9.
a/n; miałam dodać wcześniej, ale byłam zbyt zajęta zachwycaniem się nowym albumem bts i płakaniem po przeczytaniu tłumaczeń tekstów piosenek
upewnijcie się, że przeczytaliście 8 rozdział!
***
Minął równo tydzień od wydania artykułu, a Jeongin dalej trzymał to wydanie w swojej szafce. Poprzednio zapomniał je wziąć do domu, tym razem jednak obiecał sobie, że to zrobi. Mogło się to wydawać głupie, ale chciał mieć jakąś pamiątkę, która świadczyła o tym, że spędził z Zoe kilka miłych godzin.
Tak, jak myślał, dziewczyna nie rozmawiała z nim przez te kilka dni. Nie winił jej, w końcu on też nie miał dużo wolnego czasu, ale jednak... miał wrażenie, że ich znajomość już się skończyła, tak jak skończyła się praca nad artykułem. Jakież było jego zdziwienie, kiedy Blake mówiła mu „cześć", kiedy tylko mijała go na korytarzu lub uśmiechała się i machała w jego stronę. Nie spodziewał się tego, jednak uznawał to za bardzo miłe.
Spakował gazetkę do plecaka i zamknął szafkę. Skończył już lekcje, więc zaraz miał wychodzić ze szkoły. Na zewnątrz było już ciepło. Tegoroczny maj był obfity w wyższe temperatury i mniejszą ilość chmur na błękitnym niebie. Taka pogoda przypominała Jeonginowi Busan. Coraz częściej żałował, że już tam nie mieszka (jakby nie robił tego nieprzerwanie przez ostatnie dwa lata). Tęsknił za piątkami, które spędzał ze swoim przyjacielem na plaży. Co prawda, mieszkał teraz dość niedaleko wybrzeża, ale to nie zmieniało faktu, że wolał być w Korei.
Zamiast towarzystwa Hyunjina, mógł zadowolić się jego ruszającym wizerunkiem z pikseli. Rozmawiali przez kamerkę praktycznie co tydzień, czasami jednak coś im wypadało i przez to Yang czuł się źle. Hwang był jedyną osobą, która sprawiała, że nie zwariował w Los Angeles; był powodem, dla którego jeszcze jakoś się trzymał.
Kiedy jeszcze mieszkał w Korei, Hyunjin był jego jedynym i najlepszym przyjacielem. Jeongin od zawsze nie był szczególnie dobry w poznawaniu ludzi. Inni zawsze wybierali rozmawianie z pewnymi siebie i charyzmatycznymi osobami, nie z nim — nie z nieśmiałym i cichym chłopcem.
Hwanga poznał na początku swojej nauki w gimnazjum. Pierwszy raz rozmawiali, kiedy Jeongin zbierał swoje rzeczy i miał wracać do domu ze szkoły. Zasunął plecak i ruszył pustym korytarzem, gdy nagle z sali gimnastycznej wyszedł sporo wyższy od niego chłopak. Jego twarz była wykrzywiona w grymasie bólu; kulał na jedną nogę. Yang przygryzł wargę, walcząc z sobą, czy podejść i zapytać, co się stało i jak może pomóc, czy nie wtykać nosa w nie swoje sprawy i wracać do domu.

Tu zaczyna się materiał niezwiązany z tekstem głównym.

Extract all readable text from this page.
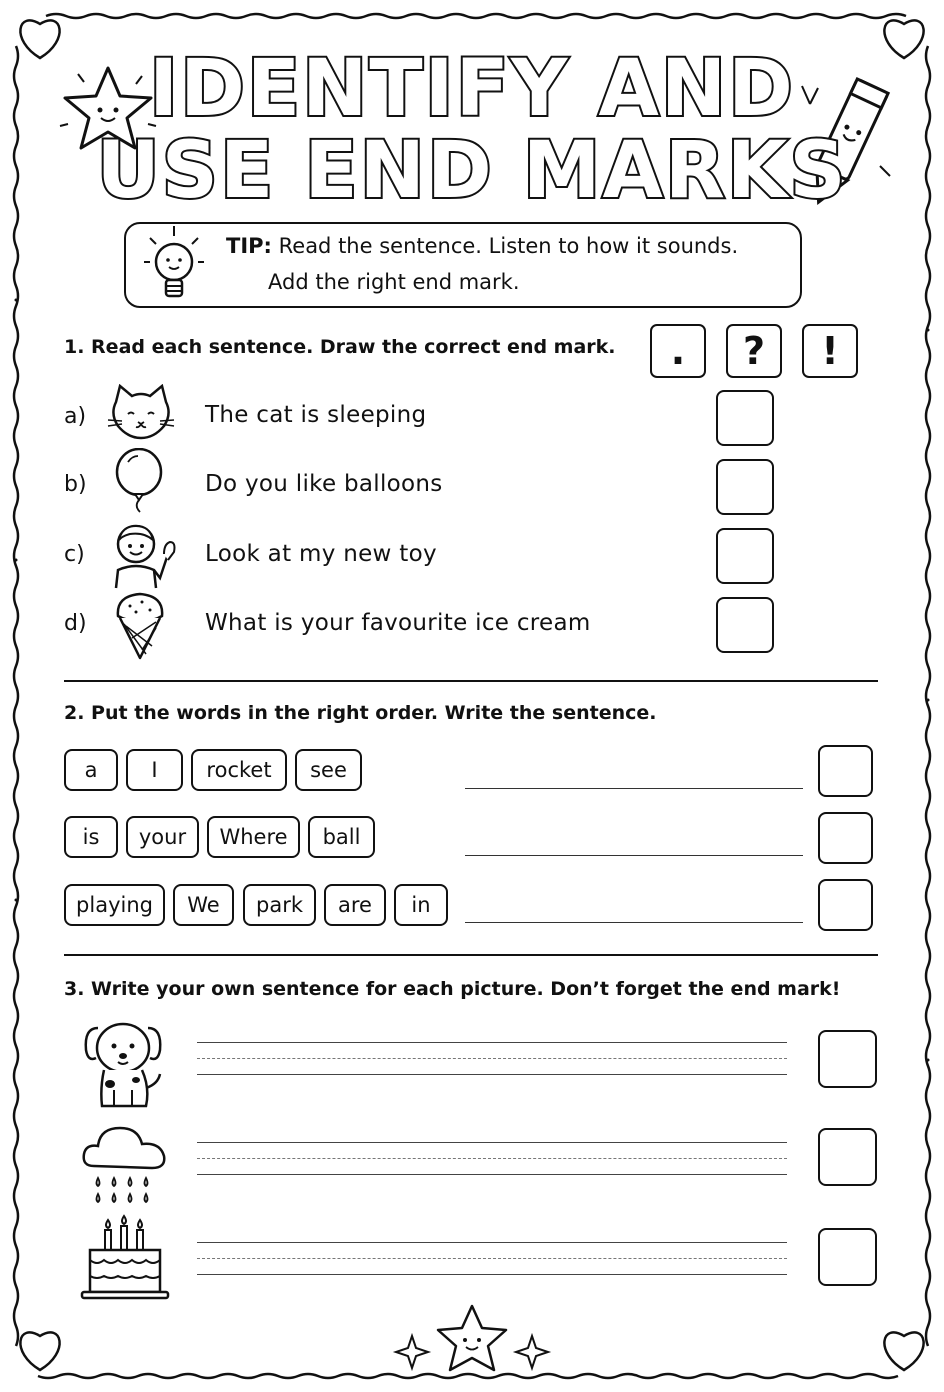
IDENTIFY AND
USE END MARKS
TIP: Read the sentence. Listen to how it sounds.
Add the right end mark.
1. Read each sentence. Draw the correct end mark.	.	?	!
a)	The cat is sleeping
b)	Do you like balloons
c)	Look at my new toy
d)	What is your favourite ice cream
2. Put the words in the right order. Write the sentence.
a	I	rocket	see
is	your	Where	ball
playing	We	park	are	in
3. Write your own sentence for each picture. Don’t forget the end mark!
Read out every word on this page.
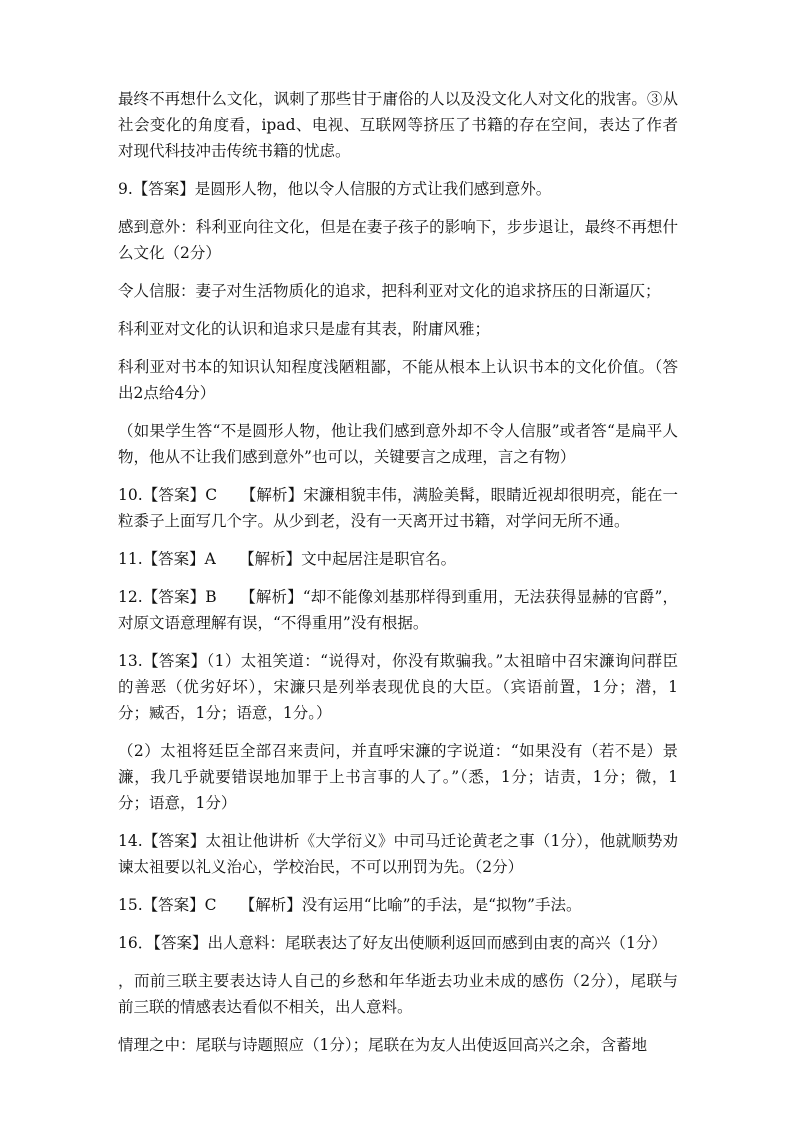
最终不再想什么文化，讽刺了那些甘于庸俗的人以及没文化人对文化的戕害。③从社会变化的角度看，ipad、电视、互联网等挤压了书籍的存在空间，表达了作者对现代科技冲击传统书籍的忧虑。

9.【答案】是圆形人物，他以令人信服的方式让我们感到意外。

感到意外：科利亚向往文化，但是在妻子孩子的影响下，步步退让，最终不再想什么文化（2分）

令人信服：妻子对生活物质化的追求，把科利亚对文化的追求挤压的日渐逼仄；

科利亚对文化的认识和追求只是虚有其表，附庸风雅；

科利亚对书本的知识认知程度浅陋粗鄙，不能从根本上认识书本的文化价值。（答出2点给4分）

（如果学生答“不是圆形人物，他让我们感到意外却不令人信服”或者答“是扁平人物，他从不让我们感到意外”也可以，关键要言之成理，言之有物）

10.【答案】C　　【解析】宋濂相貌丰伟，满脸美髯，眼睛近视却很明亮，能在一粒黍子上面写几个字。从少到老，没有一天离开过书籍，对学问无所不通。

11.【答案】A　　【解析】文中起居注是职官名。

12.【答案】B　　【解析】“却不能像刘基那样得到重用，无法获得显赫的官爵”，对原文语意理解有误，“不得重用”没有根据。

13.【答案】（1）太祖笑道：“说得对，你没有欺骗我。”太祖暗中召宋濂询问群臣的善恶（优劣好坏），宋濂只是列举表现优良的大臣。（宾语前置，1分；潜，1分；臧否，1分；语意，1分。）

（2）太祖将廷臣全部召来责问，并直呼宋濂的字说道：“如果没有（若不是）景濂，我几乎就要错误地加罪于上书言事的人了。”（悉，1分；诘责，1分；微，1分；语意，1分）

14.【答案】太祖让他讲析《大学衍义》中司马迁论黄老之事（1分），他就顺势劝谏太祖要以礼义治心，学校治民，不可以刑罚为先。（2分）

15.【答案】C　　【解析】没有运用“比喻”的手法，是“拟物”手法。

16．【答案】出人意料：尾联表达了好友出使顺利返回而感到由衷的高兴（1分）

，而前三联主要表达诗人自己的乡愁和年华逝去功业未成的感伤（2分），尾联与前三联的情感表达看似不相关，出人意料。

情理之中：尾联与诗题照应（1分）；尾联在为友人出使返回高兴之余，含蓄地
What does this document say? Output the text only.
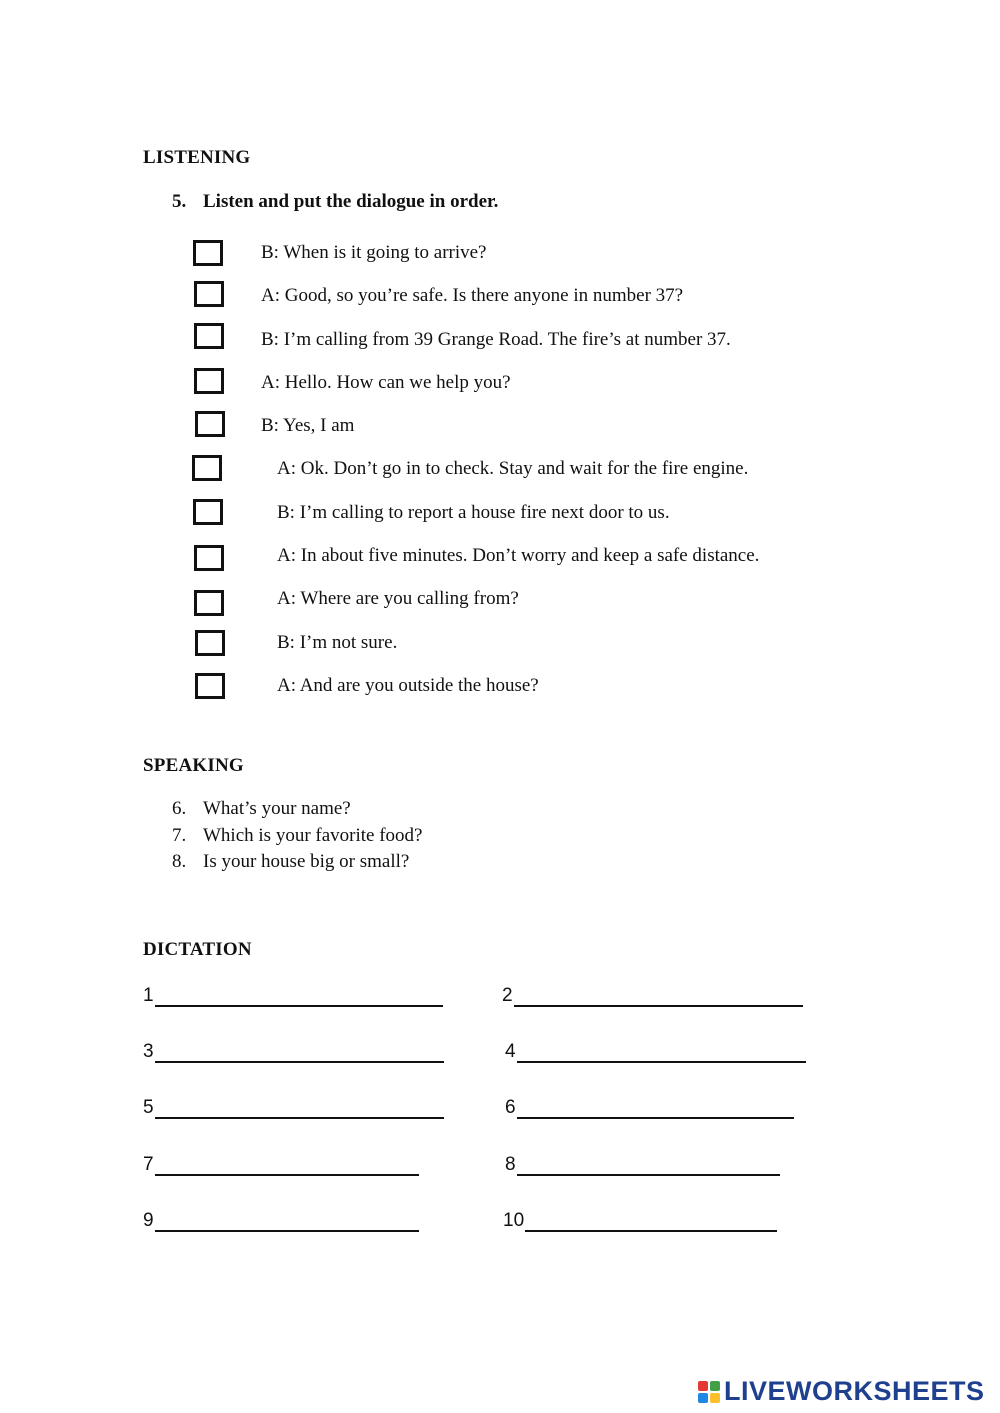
LISTENING
5. Listen and put the dialogue in order.
B: When is it going to arrive?
A: Good, so you’re safe. Is there anyone in number 37?
B: I’m calling from 39 Grange Road. The fire’s at number 37.
A: Hello. How can we help you?
B: Yes, I am
A: Ok. Don’t go in to check. Stay and wait for the fire engine.
B: I’m calling to report a house fire next door to us.
A: In about five minutes. Don’t worry and keep a safe distance.
A: Where are you calling from?
B: I’m not sure.
A: And are you outside the house?
SPEAKING
6. What’s your name?
7. Which is your favorite food?
8. Is your house big or small?
DICTATION
1	2
3	4
5	6
7	8
9	10
LIVEWORKSHEETS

W końcu zdecydował się na to pierwsze, w wyniku czego został poproszony o pomoc w dotarciu do gabinetu pielęgniarki. Trochę im to zajęło, przez co Jeongin spóźnił się na autobus i jego mama nie była zbyt szczęśliwa, że musiała po niego jechać. Ale cieszył się, że przynajmniej zrobił dobry uczynek. Wtedy był pewien, że ten starszy chłopak nigdy więcej się do niego nie odezwie.
Pamiętał, jak bardzo był zdziwiony, kiedy Hyunjin następnego dnia podszedł do niego z zabandażowaną kostką i zaczął mu dziękować. Uparł się, żeby w ramach podziękowań zabrać go na jedzenie po szkole i koniec końców spędzili kilka godzin, jedząc i śmiejąc się.
Od tamtego czasu on i Yang rozmawiali często i niedługo później zostali przyjaciółmi. Jeongin cieszył się, że ma takiego fajnego hyunga i czasami zastanawiał się, jak to się stało, że taki pewny siebie, popularny i przystojny chłopak zdecydował się z nim zaprzyjaźnić.
Cieszył się, że go miał, nawet jeśli mieszkał tak daleko i dzieliły ich strefy czasowe.